"Duydunuz mu? Şu beyzbol takımındaki çocukla, diğer takımın kaptanı sevgiliymiş."
"Belliydi zaten. Boşuna Joshua'ya yumruğu geçirmedi bugün."
"Onların kaptanı köşede kriz geçirdi basbaya niye yumruğu ben atmadım diye."
Jake sabredemeyip kızlara seslendiğinde utançtan başımı diğer tarafa çevirdim.
"YANLIZ JOSHUA DEĞİL PİÇHUA!"
Rezil ettin bizi be adam.
Kızlar anlamayarak bakmaya devam ettiğinde "Boşverin be." dedi. Yeniden yanımıza gelirken kızlar ben ve Jungwon'un burada olduğunu yeni görmüştü. İkisinin de birbirlerine bir bakış atıp hızlı adımlarla kaçmalarını izledim.
"Ne dedikoducu okul ya." dedi Yeonjun. Sağımda oturmuş Soobin'in kantinden gelmesini bekliyordu. "Neyse Soobin sakız almıştır di mi?" Jungwon'un bilekliğiyle oynarken bana sorduğunu fark edip başımı kaldırdım.
"Almıştır herhalde."
O sırada Soobin sınıfa girmişti. Elinde kocaman bir poşet vardı. Sıraya bıraktığında -bırakmadı, al zıkkımlan der gibi fırlattı- "Poşet ne alaka oğlum?" diye sordum.
"İstediği çikolata kantinde yoktu," dedi başıyla Yeonjun'u işaret ederken. Sonra da gururla ekledi: "bende kaçtım, markete gittim."
Jungwon poşeti kurcalıyordu. "Laviva için miydi onca aksiyon?"
"Sen daha aksiyon görmemişsin kaptan!" Ellerini cebine koyup Yeon'un yanına oturdu. "Heheyt be! Neler yapardık neler!"
"Çakı satmışlığımız vardır be!" Hong bu anı bekliyormuş gibi başını sıradan kaldırdı. Jungwon kulağıma doğru eğilip "Bu ikisini çözemiyorum." diye fısıldadı. "Bir bakıyorum kanlı bıçaklı kavga ediyorlar, sonra kırk yıllık ortak gibi konuşuyorlar."
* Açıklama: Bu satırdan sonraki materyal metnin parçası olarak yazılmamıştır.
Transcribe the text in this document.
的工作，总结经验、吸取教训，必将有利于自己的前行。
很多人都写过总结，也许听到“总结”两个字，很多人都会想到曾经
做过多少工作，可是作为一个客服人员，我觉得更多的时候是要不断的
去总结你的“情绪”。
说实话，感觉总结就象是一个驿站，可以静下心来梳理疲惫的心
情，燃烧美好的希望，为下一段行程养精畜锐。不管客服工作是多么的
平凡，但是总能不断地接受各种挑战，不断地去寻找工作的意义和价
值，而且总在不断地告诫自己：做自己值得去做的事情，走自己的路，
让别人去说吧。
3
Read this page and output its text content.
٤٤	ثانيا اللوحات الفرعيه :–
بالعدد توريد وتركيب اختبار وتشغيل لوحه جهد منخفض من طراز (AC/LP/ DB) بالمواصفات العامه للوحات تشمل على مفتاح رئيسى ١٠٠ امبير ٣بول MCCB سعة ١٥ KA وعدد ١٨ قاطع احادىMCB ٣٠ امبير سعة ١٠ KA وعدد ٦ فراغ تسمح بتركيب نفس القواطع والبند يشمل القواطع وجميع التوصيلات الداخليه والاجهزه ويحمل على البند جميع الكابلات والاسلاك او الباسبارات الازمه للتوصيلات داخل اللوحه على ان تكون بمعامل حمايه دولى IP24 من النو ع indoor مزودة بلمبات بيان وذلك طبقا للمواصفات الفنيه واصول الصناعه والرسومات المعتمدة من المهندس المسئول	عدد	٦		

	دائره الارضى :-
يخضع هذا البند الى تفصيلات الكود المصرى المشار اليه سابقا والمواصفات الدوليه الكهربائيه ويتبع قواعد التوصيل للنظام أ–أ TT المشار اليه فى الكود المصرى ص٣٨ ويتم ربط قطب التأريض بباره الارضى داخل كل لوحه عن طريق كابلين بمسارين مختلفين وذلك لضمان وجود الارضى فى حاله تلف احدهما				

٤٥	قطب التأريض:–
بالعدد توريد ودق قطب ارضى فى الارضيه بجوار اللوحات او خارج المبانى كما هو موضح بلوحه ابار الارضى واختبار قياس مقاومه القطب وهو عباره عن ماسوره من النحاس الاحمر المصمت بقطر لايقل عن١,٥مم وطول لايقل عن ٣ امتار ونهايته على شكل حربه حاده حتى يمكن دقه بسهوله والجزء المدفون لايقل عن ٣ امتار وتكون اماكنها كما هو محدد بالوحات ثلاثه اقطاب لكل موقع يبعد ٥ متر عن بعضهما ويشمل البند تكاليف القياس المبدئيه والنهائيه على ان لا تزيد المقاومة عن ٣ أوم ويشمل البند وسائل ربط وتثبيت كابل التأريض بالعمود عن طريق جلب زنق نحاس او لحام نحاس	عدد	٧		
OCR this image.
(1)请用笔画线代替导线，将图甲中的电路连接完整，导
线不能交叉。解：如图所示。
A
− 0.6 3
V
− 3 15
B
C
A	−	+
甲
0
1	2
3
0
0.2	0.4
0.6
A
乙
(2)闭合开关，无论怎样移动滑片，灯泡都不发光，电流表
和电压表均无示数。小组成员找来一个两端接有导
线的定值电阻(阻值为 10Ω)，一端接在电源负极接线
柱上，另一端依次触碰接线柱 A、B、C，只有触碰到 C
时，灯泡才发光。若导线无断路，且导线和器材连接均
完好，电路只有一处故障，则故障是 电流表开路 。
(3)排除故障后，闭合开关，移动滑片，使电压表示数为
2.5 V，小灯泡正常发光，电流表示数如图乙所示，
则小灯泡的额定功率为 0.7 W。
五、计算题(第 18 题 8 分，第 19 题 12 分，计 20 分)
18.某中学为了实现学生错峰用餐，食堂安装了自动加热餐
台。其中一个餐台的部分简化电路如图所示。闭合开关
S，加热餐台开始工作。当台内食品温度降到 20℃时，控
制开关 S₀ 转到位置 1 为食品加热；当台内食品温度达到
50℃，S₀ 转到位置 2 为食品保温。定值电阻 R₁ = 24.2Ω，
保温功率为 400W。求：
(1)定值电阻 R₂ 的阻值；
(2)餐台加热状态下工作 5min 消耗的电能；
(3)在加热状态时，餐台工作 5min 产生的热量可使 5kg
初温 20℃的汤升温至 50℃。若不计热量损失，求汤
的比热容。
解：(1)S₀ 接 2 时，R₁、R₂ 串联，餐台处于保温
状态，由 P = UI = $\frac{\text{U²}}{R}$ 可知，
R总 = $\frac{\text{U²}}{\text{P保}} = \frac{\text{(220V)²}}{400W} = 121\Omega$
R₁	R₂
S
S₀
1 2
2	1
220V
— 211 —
Bizim takımdan herhangi biri sorgulanamazdı. Biraz garip bir takımdık.
Yaklaşması için elimle işaret ettim. Yeniden dibime girdiğinde "Bu ikisi kardeş aslında." dedim. "Tüm takım biliyor da iş olsun diye saklıyoruz. Mezuniyet günü söylemeye yeminliyiz."
"Eminim öyledir."
"Bizimkiler nerde ya?" diye sordum.
Niki ve Sunoo en arka sıradaydı, bir onları biliyordum. Niki, Sunoo'nun dizine yatmış uyukluyordu gerçi.
Hala benim formamla olup olmadığına bakmak için baktığımda "Yuh!" dedim.
Çocuk artık ne kadar sahiplendiyse okul formasının üstüne giyiyordu.
Herkes tepkime gülerken Hyungwon hayalet gibi kapıda belirdi. Başından aşağı kaynar sular dökülmüş gibi bir hali vardı. Mecazi anlamda değil bu arada, harbi saçları falan ıslaktı.
"Abi-"
"Abine sokayım."
"Neye sinirlisin kaptanım? Bir derdin varsa söyle, bilelim dalga geçelim yani."
"O son yumruğu sen değil ben vuracaktım Jake. Olmadı böyle." Heeseung da peşine gelmişti.
O günden sonra kimse Hee'nin takımdan ayrılması hakkında konuşmamıştı. Hatırlatmamaya ve eskisi gibiymiş gibi devam etmeye yemin etmiştik sanki.
"Onla alakası yok be!" dedi öğretmen sandalyesini ters çevirip otururken. "Sıcaktan hal değiştirdi diye."
"Eridim amına koyayım ne diyorsun sen? Yeni bir hal biçimi yarattım, katı, sıvı, gaz ve Hyungwon."
Kalan herkes gülerken Hoseok hyung'un yanımıza geldiğini gördüm.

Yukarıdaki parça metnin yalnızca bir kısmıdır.